Judy Labensohn


A. My upstairs neighbor heard voices in the walls. The voices called her at night, but she didn’t get their language. A light fixture fell in the hallway. She was told to shake sage in the corners, to open all windows and chant Aramaic words she didn’t understand.
It worked.

B. During the year of my cancer I saw a gingerbread house at the home of a Christian woman. I wanted to dive into that house. The woman said, “Taste whatever you want,” so I nibbled religion.

C. Each time I move into a new rental I hang up a mezuzah on the right side of the doorpost, a hamsa on the left, the evil eye amulet opposite the entrance and Madonna and Child against the books.


A. I grew up in a primeval forest before a rich man turned it into a suburb. Cries of murdered trees seeped through the linoleum kitchen tiles.

B. When my father made me feel like a cornered ant, I ran out of the house without a coat. I hugged the lone elm on the tree lawn while gentle rain caressed my hair and the elm, like a blessing, hugged back.

C. I gave my neighbor a black and white photo of trunks of stiff pines. Between the pines lay gray underbrush and small black stones. When I visit my neighbor I allow myself to relax into that emptiness.

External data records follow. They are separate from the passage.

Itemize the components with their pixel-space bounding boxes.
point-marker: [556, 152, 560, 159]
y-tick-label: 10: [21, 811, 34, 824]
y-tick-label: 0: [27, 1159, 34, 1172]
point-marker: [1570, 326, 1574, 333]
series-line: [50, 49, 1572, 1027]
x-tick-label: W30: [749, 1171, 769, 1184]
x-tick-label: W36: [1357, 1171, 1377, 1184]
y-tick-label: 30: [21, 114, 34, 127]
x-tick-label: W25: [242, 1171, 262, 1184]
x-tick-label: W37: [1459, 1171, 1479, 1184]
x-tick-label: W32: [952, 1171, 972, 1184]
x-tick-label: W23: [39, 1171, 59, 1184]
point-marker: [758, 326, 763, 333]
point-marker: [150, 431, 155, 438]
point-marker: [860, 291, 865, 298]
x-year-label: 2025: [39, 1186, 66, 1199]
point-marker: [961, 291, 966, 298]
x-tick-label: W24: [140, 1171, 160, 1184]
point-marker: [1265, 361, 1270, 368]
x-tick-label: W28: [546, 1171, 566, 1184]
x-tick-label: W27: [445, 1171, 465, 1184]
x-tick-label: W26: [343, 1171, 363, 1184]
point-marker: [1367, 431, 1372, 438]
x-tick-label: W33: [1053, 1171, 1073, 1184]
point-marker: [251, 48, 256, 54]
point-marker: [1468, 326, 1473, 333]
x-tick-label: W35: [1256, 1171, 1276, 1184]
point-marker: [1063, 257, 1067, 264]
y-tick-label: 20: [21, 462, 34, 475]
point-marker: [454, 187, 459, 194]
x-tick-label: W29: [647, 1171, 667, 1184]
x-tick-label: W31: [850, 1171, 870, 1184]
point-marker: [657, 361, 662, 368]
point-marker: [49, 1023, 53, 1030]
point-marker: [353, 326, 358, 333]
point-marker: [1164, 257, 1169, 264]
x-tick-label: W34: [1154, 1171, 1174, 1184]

A. Mom whittled away her time at the beauty shop, while Grandma made goulash and rolled cheese blintzes. When a friend came to play, Grandma stood there peeking through fake Greek columns. I wanted to kill the witch.

B. Once an uncle bounced me on his knees. “You are so cute,” he said, “I want to eat you up.” In his mouth two fillings shone like my gold barrettes.

C. In a family of five, when one dies how many are left?


A. During the Depression my father starved. Thirty years later the two-door yellow fridge bulged with JELL-O and butter. Then it was my turn.

B. My children complained There is nothing to eat. I emptied the fridge to show them empty, then the cupboard to demonstrate bare.

C. When they did not leave home by eighteen, I filled their pockets with breadcrumbs. Still they would not leave.
So I left home.
I wandered in a forest hugging trees until I came to the sweet house of a witch.
She looked like me.

When I finally returned, the children were gone.